This entry was contributed to Wild Equus by Dr. Telané Greyling of the Namibia Wild Horses Foundation, member and specialist of the Wild Equus Network (WEN). You can visit the foundation website, where you will find more details about her work with the feral horses at the Namib Naukluft National Park.
Species: Equus caballus
Subspecies/Breed/Type: Namibia Desert horses
Region/Province/Range: Namib Naukluft National Park
Population type: Semi feral – slightly managed
Estimated Population size: about 175 horses (2015)
Management Authority: Government Agency – Ministry of Environment and Tourism
Details of Population
These horses’ ancestors became wild around 1914-1924 and were able to live relatively undisturbed since the area they inhabited was a restricted diamond area, the “Sperrgebiet”. The horses had little influence from people except for the railway line and station at Garub, where they could get water. The origin of the horses is believed to be mainly from a horse stud which were abandoned around 1921 and the stud’s horses joined horses already grazing on the Garub plains since the First World War, many horses of the Allied Forces, stationed at Garub for two months, were scattered by bombing from the German forces. These ancestors were believed to be mainly crossbreds of Cape Horses, Trakener, Hackney and Thouroughbred bloodlines. The present horses are of small and light built, about 14-15 hands tall and weighing around 400 kilograms.

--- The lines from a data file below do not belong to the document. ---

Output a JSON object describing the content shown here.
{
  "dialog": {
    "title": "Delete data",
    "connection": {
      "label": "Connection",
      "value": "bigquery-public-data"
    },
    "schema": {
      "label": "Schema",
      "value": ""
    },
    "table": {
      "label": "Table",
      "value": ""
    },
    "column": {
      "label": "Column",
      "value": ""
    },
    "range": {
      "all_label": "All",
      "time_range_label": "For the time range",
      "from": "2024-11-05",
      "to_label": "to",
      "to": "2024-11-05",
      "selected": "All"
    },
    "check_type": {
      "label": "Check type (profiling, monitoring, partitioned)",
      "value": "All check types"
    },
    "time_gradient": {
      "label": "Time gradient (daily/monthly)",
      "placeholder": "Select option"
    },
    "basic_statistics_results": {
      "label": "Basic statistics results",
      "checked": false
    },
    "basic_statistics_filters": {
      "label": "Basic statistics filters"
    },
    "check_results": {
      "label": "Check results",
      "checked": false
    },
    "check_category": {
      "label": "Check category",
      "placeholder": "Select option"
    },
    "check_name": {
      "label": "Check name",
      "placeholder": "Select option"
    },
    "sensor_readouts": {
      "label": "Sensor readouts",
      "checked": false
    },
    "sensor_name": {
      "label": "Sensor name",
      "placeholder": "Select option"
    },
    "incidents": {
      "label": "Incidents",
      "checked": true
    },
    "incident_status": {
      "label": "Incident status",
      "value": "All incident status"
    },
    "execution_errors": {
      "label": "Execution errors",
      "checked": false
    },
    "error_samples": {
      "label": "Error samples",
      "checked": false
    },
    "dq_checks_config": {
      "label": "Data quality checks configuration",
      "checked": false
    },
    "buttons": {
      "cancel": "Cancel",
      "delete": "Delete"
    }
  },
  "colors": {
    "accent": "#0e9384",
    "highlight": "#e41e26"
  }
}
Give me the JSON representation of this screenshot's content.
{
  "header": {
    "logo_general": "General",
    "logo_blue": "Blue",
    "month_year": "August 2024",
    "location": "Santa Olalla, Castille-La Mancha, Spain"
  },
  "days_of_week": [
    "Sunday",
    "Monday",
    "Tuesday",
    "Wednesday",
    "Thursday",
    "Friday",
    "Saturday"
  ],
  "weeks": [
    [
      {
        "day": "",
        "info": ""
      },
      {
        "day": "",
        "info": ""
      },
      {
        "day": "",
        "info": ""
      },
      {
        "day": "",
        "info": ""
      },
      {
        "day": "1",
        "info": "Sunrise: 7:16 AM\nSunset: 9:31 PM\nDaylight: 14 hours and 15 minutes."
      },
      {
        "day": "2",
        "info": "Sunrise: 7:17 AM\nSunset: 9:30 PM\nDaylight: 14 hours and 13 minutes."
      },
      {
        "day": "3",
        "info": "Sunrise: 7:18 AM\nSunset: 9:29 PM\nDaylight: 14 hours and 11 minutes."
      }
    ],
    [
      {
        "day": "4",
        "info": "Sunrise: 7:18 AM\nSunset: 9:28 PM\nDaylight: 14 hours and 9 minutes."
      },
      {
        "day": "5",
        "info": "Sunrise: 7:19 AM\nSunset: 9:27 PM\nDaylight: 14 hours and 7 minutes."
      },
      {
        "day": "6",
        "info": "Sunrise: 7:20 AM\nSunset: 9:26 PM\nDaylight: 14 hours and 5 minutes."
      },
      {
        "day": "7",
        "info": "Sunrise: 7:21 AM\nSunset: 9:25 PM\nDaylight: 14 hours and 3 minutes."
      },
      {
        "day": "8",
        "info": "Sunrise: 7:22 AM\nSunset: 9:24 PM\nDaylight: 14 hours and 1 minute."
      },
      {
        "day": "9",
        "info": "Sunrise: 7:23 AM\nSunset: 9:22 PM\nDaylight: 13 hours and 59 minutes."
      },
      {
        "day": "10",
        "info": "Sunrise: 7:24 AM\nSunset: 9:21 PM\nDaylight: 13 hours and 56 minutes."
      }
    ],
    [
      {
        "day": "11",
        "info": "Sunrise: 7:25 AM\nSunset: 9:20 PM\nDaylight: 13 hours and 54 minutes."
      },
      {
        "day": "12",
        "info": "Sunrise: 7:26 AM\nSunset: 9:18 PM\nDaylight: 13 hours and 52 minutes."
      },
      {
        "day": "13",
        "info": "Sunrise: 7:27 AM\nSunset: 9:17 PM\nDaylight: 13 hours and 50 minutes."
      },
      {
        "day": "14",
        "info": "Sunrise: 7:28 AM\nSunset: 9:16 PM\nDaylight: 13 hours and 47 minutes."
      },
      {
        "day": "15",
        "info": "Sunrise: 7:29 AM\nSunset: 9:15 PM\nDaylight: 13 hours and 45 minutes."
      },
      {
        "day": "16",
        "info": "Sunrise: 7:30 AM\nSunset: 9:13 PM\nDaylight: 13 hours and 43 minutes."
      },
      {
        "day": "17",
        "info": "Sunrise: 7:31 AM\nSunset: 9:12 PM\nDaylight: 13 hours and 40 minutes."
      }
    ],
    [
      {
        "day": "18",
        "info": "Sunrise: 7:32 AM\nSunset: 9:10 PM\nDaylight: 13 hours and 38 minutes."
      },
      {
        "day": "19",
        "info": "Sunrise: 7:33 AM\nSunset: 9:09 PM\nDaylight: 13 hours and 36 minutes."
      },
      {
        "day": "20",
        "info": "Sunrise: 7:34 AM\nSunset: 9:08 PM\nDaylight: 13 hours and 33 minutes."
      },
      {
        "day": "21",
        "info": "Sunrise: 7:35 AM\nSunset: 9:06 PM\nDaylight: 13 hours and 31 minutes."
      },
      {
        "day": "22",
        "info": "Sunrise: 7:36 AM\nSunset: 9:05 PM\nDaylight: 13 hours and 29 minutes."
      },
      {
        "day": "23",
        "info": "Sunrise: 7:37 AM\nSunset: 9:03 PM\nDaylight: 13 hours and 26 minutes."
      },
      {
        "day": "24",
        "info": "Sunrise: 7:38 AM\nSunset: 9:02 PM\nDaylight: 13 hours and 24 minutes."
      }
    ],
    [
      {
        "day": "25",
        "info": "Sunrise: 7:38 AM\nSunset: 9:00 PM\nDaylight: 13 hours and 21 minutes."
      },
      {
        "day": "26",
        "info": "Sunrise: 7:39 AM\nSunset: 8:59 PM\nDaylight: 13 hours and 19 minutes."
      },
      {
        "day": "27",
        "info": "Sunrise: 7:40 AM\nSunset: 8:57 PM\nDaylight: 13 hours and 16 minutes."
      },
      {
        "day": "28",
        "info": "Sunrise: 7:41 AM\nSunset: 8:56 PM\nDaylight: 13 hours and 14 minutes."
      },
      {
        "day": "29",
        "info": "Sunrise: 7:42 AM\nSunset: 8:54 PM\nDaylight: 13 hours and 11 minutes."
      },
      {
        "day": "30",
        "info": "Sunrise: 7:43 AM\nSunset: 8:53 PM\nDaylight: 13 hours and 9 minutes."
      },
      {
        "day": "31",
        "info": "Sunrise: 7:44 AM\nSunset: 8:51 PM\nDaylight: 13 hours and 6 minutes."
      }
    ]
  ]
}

The area the horses inhabit were incorporated into the Namib Naukluft National Park in 1986 from when on an interest in management of the horses by the Namibia Ministry of Environment and Tourism became relevant. Population estimates were made in 1988 and 1991 and the population reduced by capture in a drought during 1992. The remaining population of 117 horses were individually identified and catalogued in December 1993 and has been monitored ever since. Another severe drought during 1998 caused the near removal of the horses from the desert, the controversy between proponents and opponents within the National Park authorities and the public led to a study on the ecology of the area during 2003-2005. A subsequent policy was accepted that the horses will be protected within the Namib Naukluft National Park with minimal interference, though ensuring a stable population within upper and lower limits.

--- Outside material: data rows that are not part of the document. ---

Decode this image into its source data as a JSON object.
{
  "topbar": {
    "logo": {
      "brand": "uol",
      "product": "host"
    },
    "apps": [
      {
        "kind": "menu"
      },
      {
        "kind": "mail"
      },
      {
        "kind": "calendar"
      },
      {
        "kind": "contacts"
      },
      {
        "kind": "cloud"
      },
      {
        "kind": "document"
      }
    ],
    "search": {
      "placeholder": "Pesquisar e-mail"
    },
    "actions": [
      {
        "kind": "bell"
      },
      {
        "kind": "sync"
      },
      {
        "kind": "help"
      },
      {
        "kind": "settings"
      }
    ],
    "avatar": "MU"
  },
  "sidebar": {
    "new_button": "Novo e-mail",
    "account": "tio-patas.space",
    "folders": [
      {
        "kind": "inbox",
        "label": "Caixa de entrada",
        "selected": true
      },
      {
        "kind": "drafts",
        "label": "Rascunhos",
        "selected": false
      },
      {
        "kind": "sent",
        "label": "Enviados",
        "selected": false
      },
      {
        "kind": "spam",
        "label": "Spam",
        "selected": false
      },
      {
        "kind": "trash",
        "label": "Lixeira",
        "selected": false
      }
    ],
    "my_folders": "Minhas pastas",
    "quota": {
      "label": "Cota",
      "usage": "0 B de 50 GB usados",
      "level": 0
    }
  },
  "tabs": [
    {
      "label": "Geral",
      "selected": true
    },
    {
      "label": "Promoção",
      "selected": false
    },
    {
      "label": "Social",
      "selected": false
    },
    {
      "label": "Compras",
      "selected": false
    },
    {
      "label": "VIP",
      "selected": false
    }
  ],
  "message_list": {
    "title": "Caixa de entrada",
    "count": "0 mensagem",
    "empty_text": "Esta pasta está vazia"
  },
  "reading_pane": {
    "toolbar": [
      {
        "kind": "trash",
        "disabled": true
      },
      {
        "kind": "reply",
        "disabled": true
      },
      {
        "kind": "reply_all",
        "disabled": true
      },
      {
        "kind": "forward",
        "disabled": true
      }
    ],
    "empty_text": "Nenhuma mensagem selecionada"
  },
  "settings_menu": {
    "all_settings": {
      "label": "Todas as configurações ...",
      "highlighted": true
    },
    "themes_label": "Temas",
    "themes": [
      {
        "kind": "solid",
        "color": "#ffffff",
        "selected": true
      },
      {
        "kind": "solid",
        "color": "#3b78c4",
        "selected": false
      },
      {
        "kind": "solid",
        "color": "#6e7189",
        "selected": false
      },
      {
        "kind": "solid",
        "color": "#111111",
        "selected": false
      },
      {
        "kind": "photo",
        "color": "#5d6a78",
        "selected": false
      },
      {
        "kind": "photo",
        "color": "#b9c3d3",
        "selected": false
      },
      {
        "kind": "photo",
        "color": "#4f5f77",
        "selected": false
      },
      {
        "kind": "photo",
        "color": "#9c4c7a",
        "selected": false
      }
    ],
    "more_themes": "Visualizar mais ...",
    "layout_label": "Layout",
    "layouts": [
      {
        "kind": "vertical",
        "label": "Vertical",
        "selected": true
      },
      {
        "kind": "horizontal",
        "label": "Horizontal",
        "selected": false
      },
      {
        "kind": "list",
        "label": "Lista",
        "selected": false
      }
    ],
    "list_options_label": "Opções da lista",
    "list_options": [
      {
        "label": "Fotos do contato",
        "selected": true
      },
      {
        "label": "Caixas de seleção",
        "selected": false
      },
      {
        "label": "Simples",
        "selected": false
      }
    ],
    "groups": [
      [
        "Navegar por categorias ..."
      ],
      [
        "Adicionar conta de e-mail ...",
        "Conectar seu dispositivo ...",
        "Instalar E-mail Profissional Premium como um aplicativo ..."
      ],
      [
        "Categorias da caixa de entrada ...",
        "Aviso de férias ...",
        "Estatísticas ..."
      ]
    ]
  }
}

Structure and demographics
During the past 20 years the population size has fluctuated between 89 and 286 horses. Good rainfall years in the late 80’s were followed by severe droughts in the 90’s and then followed by 12 years of abundance that ended by 2012. At present the Southern Namib are in the mid of a dry cycle again. Apart from malnutrition during drought, other mortality factors include predation mainly by spotted hyena, motor vehicle accidents on the B4 road to Lüderitz, fatal injuries, old age and complications (dystocia, etc.) while giving birth.

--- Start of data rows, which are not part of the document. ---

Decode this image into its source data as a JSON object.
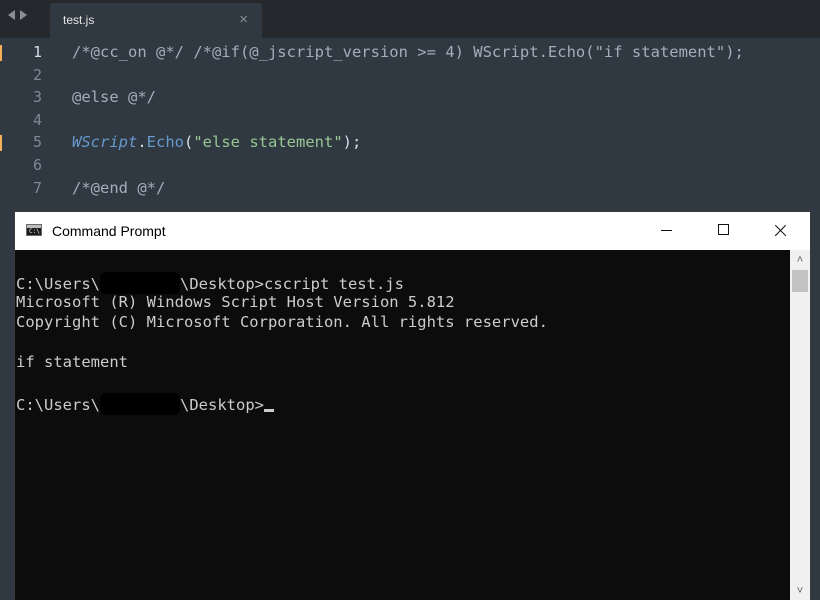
{
  "editor": {
    "tab": {
      "title": "test.js",
      "close_glyph": "×"
    },
    "lines": [
      {
        "num": "1",
        "active": true,
        "modified": true,
        "tokens": [
          {
            "t": "/*@cc_on @*/ /*@if(@_jscript_version >= 4) WScript.Echo(\"if statement\");",
            "k": "comment"
          }
        ]
      },
      {
        "num": "2",
        "active": false,
        "modified": false,
        "tokens": []
      },
      {
        "num": "3",
        "active": false,
        "modified": false,
        "tokens": [
          {
            "t": "@else @*/",
            "k": "comment"
          }
        ]
      },
      {
        "num": "4",
        "active": false,
        "modified": false,
        "tokens": []
      },
      {
        "num": "5",
        "active": false,
        "modified": true,
        "tokens": [
          {
            "t": "WScript",
            "k": "class"
          },
          {
            "t": ".",
            "k": "punct"
          },
          {
            "t": "Echo",
            "k": "func"
          },
          {
            "t": "(",
            "k": "punct"
          },
          {
            "t": "\"else statement\"",
            "k": "string"
          },
          {
            "t": ");",
            "k": "punct"
          }
        ]
      },
      {
        "num": "6",
        "active": false,
        "modified": false,
        "tokens": []
      },
      {
        "num": "7",
        "active": false,
        "modified": false,
        "tokens": [
          {
            "t": "/*@end @*/",
            "k": "comment"
          }
        ]
      }
    ],
    "colors": {
      "background": "#303841",
      "modified_marker": "#f9ae58",
      "string": "#99c794",
      "keyword_blue": "#6699cc"
    }
  },
  "cmd": {
    "title": "Command Prompt",
    "icon_text": "C:\\",
    "scroll_up_glyph": "˄",
    "scroll_down_glyph": "˅",
    "lines": [
      {
        "pre": "C:\\Users\\",
        "redacted": true,
        "post": "\\Desktop>cscript test.js",
        "cursor": false
      },
      {
        "pre": "Microsoft (R) Windows Script Host Version 5.812",
        "redacted": false,
        "post": "",
        "cursor": false
      },
      {
        "pre": "Copyright (C) Microsoft Corporation. All rights reserved.",
        "redacted": false,
        "post": "",
        "cursor": false
      },
      {
        "pre": "",
        "redacted": false,
        "post": "",
        "cursor": false
      },
      {
        "pre": "if statement",
        "redacted": false,
        "post": "",
        "cursor": false
      },
      {
        "pre": "",
        "redacted": false,
        "post": "",
        "cursor": false
      },
      {
        "pre": "C:\\Users\\",
        "redacted": true,
        "post": "\\Desktop>",
        "cursor": true
      }
    ]
  }
}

The population is typically structured in breeding groups, which consists of a stallion (sometimes 2 or more), adult mares, their offspring as well as youngsters not related to the adults. Peripheral stallions are also part of some groups, these stallions are not allowed interaction with adult mares in the group but contributes to the cohesion of the group by looking after youngsters and being a buffer zone around the group. Stallions not associated with breeding groups are called bachelor stallions who live alone or associate in small groups. At present the 175 horses are distributed into 32 breeding groups (ranging from 2 to 7 individuals) and 56 bachelor stallions. The sex ratio is 62% stallions to 38% mares and 78% adults to 22% juveniles (less than 5 years old). The main periods of significant changes in groups during the past 20 years have been influenced or caused by human interference (removal of horses) and severe droughts.
Issues worth noting and needed actions
Regarding policy and local opinion the population at Garub are secure, threats include severe drought and increased predation, therefore the activity of spotted hyenas in the area are being monitored and preparation for provision of a supplement protein mineral lick is in process.